I’ve decided to do a bit of server shuffling this weekend. I’m basically going to do a case/motherboard swap of concerto, my 700mhz server at the office, with my 450mhz server at home. That will give me a little bit more CPU at home to run stuff like GnuCash and OpenOffice inside my VNC desktop. The motherboards in the two boxes are very similar, so this should be a really easy swap… no new kernels needed, etc. Ironically, this will put concerto back on the original hardware that ran it, which should more than suffice for what it runs now, namely Apache, MySQL and Samba. One difference between the two motherboards is that [I believe] the 700mhz board does not have an ISA slot.
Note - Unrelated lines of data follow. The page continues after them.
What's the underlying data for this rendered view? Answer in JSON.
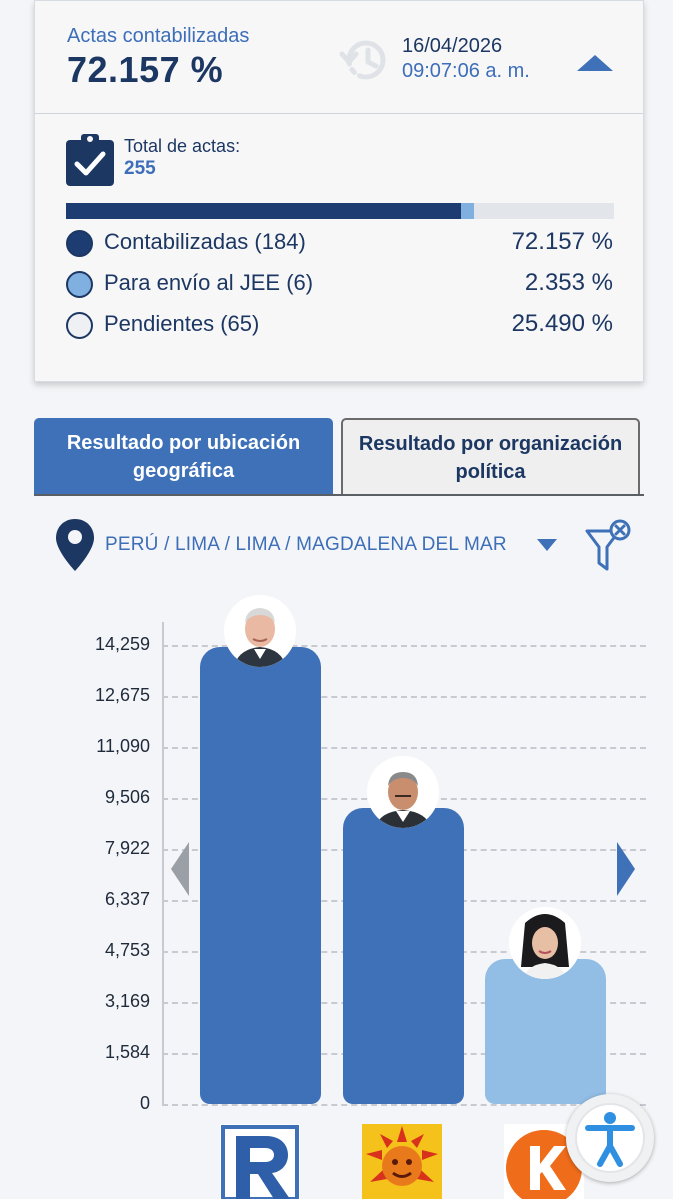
{
  "summary": {
    "counted_label": "Actas contabilizadas",
    "counted_value": "72.157 %",
    "date": "16/04/2026",
    "time": "09:07:06 a. m.",
    "total_label": "Total de actas:",
    "total_value": "255"
  },
  "progress": [
    {
      "name": "Contabilizadas",
      "fraction": 0.72157,
      "color": "#1d3c72"
    },
    {
      "name": "Para envío al JEE",
      "fraction": 0.02353,
      "color": "#7fb0e0"
    },
    {
      "name": "Pendientes",
      "fraction": 0.2549,
      "color": "#e2e5ea"
    }
  ],
  "legend": [
    {
      "label": "Contabilizadas (184)",
      "pct": "72.157 %",
      "color": "#1d3c72"
    },
    {
      "label": "Para envío al JEE (6)",
      "pct": "2.353 %",
      "color": "#7fb0e0"
    },
    {
      "label": "Pendientes (65)",
      "pct": "25.490 %",
      "color": "#eef0f3"
    }
  ],
  "tabs": {
    "geo": "Resultado por ubicación geográfica",
    "org": "Resultado por organización política"
  },
  "location": {
    "path": "PERÚ / LIMA / LIMA / MAGDALENA DEL MAR"
  },
  "icons": {
    "clock": "clock-history-icon",
    "collapse": "caret-up-icon",
    "clipboard": "clipboard-check-icon",
    "pin": "map-pin-icon",
    "filter": "filter-clear-icon",
    "accessibility": "accessibility-icon"
  },
  "colors": {
    "primary": "#3e71b8",
    "navy": "#1d3763",
    "bar_light": "#92bde5"
  },
  "chart_data": {
    "type": "bar",
    "yticks": [
      "0",
      "1,584",
      "3,169",
      "4,753",
      "6,337",
      "7,922",
      "9,506",
      "11,090",
      "12,675",
      "14,259"
    ],
    "ylim": [
      0,
      14259
    ],
    "values": [
      14200,
      9200,
      4500
    ],
    "colors": [
      "#3e71b8",
      "#3e71b8",
      "#92bde5"
    ],
    "grid": true
  }
}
That means I won’t be able to use my really-old ISA 56K modem card at home any more. I don’t think I’ll miss it, though, and if I do, PCI modem cards are cheap.
Yesterday I ordered a Western Digital “My Book” 750G external USB hard drive from newegg.com. I need something portable to use for backups of important documents, digital photos, videos, music, etc. The sale price was $175, including free shipping. That works out to just over 23 cents per gigabyte… amazing. And a few years from now, that’s probably going to seem expensive.
Of course, to get any kind of transfer speed out of a USB hard drive, USB 2.0 is a necessity. My old machines only support USB 1.1 on-board, so I also needed to buy a USB 2.0 PCI card. These are amazingly cheap now too. Grand total of $9.99 – $7.00 mail-in rebate, or $2.99. Technology is a funny thing. Compared to 10 years ago, the price of milk and gas seems sky-high nowadays. But that same 10 years ago, I paid $3000+ for a 300mhz Pentium-II with an 8 gig hard drive, which seemed unthinkably cutting-edge at the time. Computers (and electronics for that matter) are cheap, cheap, cheap now by comparison.